Almost ten years ago, the top scholar on gender and leadership, Dr. Alice Eagly, released studies showing that women are more likely than men to possess transformational leadership qualities  – they care more about developing their followers, they listen to them and stimulate them to think ‘outside the box,’ are more inspirational, and they are more ethical.

Gosh. Transformational leadership qualities. Caring about developing their followers. Listening to their followers. Stimulating them to think outside the box. Inspirational and ethical. Why, that sounds positively ‘Lead like Jesus 101’!

Imagine if the Vatican church had leapt on that research by Dr Alice Eagly a decade ago. Or the Southern Baptist churches. Would such growth – appointing women in vital leadership roles – have prevented the tsunami of abuse that is washing out of these organisations?

So who is least? For one, those women without a voice in church. Those women who are not represented or modelled female leadership outside of children’s or women’s ministry. Who hear a majority male perspective on scripture, and, worse, are made to feel they are rebellious trouble makers when they question it. Not because they seek to tear down God’s word. But because, as women, they have been long aware of how their opportunities are diminished because of their gender.

So they pray, and they wonder. They recognise Jesus as their Lord and Saviour, who bandages up bruised reeds and fans smouldering wicks. They think, surely, Jesus, you wouldn’t seek to diminish us too?

Of course not. Who were first to share the resurrection? The earliest evangelist to Samaria?

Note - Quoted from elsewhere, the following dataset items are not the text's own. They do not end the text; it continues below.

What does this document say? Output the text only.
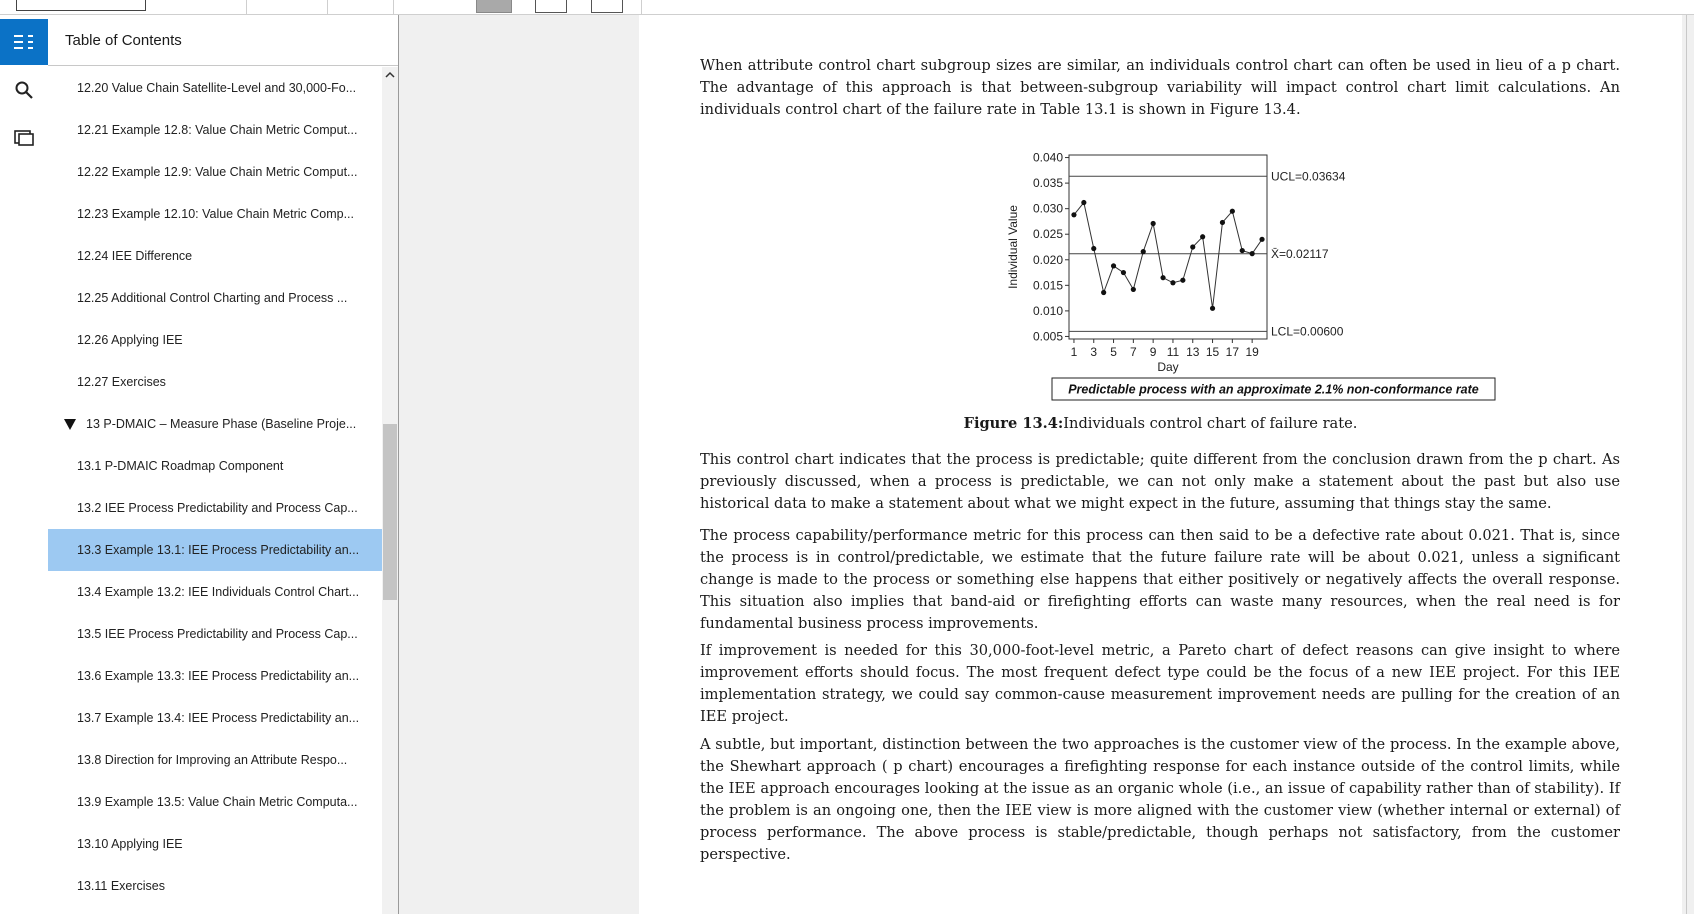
Table of Contents
12.20 Value Chain Satellite-Level and 30,000-Fo...
12.21 Example 12.8: Value Chain Metric Comput...
12.22 Example 12.9: Value Chain Metric Comput...
12.23 Example 12.10: Value Chain Metric Comp...
12.24 IEE Difference
12.25 Additional Control Charting and Process ...
12.26 Applying IEE
12.27 Exercises
13 P-DMAIC – Measure Phase (Baseline Proje...
13.1 P-DMAIC Roadmap Component
13.2 IEE Process Predictability and Process Cap...
13.3 Example 13.1: IEE Process Predictability an...
13.4 Example 13.2: IEE Individuals Control Chart...
13.5 IEE Process Predictability and Process Cap...
13.6 Example 13.3: IEE Process Predictability an...
13.7 Example 13.4: IEE Process Predictability an...
13.8 Direction for Improving an Attribute Respo...
13.9 Example 13.5: Value Chain Metric Computa...
13.10 Applying IEE
13.11 Exercises
When attribute control chart subgroup sizes are similar, an individuals control chart can often be used in lieu of a p chart. The advantage of this approach is that between-subgroup variability will impact control chart limit calculations. An individuals control chart of the failure rate in Table 13.1 is shown in Figure 13.4.
0.005
0.010
0.015
0.020
0.025
0.030
0.035
0.040
1 3 5 7 9 11 13 15 17 19
Day
Individual Value
UCL=0.03634
X̄=0.02117
LCL=0.00600
Predictable process with an approximate 2.1% non-conformance rate
Figure 13.4:Individuals control chart of failure rate.
This control chart indicates that the process is predictable; quite different from the conclusion drawn from the p chart. As previously discussed, when a process is predictable, we can not only make a statement about the past but also use historical data to make a statement about what we might expect in the future, assuming that things stay the same.
The process capability/performance metric for this process can then said to be a defective rate about 0.021. That is, since the process is in control/predictable, we estimate that the future failure rate will be about 0.021, unless a significant change is made to the process or something else happens that either positively or negatively affects the overall response. This situation also implies that band-aid or firefighting efforts can waste many resources, when the real need is for fundamental business process improvements.
If improvement is needed for this 30,000-foot-level metric, a Pareto chart of defect reasons can give insight to where improvement efforts should focus. The most frequent defect type could be the focus of a new IEE project. For this IEE implementation strategy, we could say common-cause measurement improvement needs are pulling for the creation of an IEE project.
A subtle, but important, distinction between the two approaches is the customer view of the process. In the example above, the Shewhart approach ( p chart) encourages a firefighting response for each instance outside of the control limits, while the IEE approach encourages looking at the issue as an organic whole (i.e., an issue of capability rather than of stability). If the problem is an ongoing one, then the IEE view is more aligned with the customer view (whether internal or external) of process performance. The above process is stable/predictable, though perhaps not satisfactory, from the customer perspective.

All women.

Women like the persistent widow, the haemorrhaging woman, or Mary learning at Jesus’ feet. Many women challenged their status in a patriarchal society to be near Jesus, to touch him, to be forgiven and to grow in his likeness. To grow. 

The trouble is, as soon as this topic get touched on, we get caught in shouty dialogue of what scripture says, who is right, who is wrong, who can lead, preach, teach etc. Don’t you think I’ve not prayed and wrestled with James 3:1? I know where my salvation lies and to whom I will give an account.

So, instead, can Godly men be quiet in this? Rather than rushing to speak, look at what we are seeing: the diminishment or lack of female voices is having far-reaching impact. Instead, look at the evidence that women have a vital role to play in leadership transformation.

When I turn up, again and again, asking for a new way it’s not because I’m a shrill harpy seeking to diminish men. It’s because I’m the persistent widow.

When I reach out my hand, my voice, fighting against the crowd to speak, to lead, it is not because I am some bossy feminist seeking to stomp all over men in my high heel boots. It’s because I am the haemorrhaging woman.

When I listen to the Holy Spirit, to learn and engage, to use the gifts He poured out on me in making sense of scripture and Jesus; having a knack to speak it, teach it, share it, it’s not because I seek to wilfully challenge. It’s because I am doing my best to honour and obey. To sit at Jesus’ feet like Mary.

Remember, too, there is a difference between quiet and silence. A culture of silence is a breeding ground for abuse. A culture of quiet creates the space for many more to be heard. For the last to be first.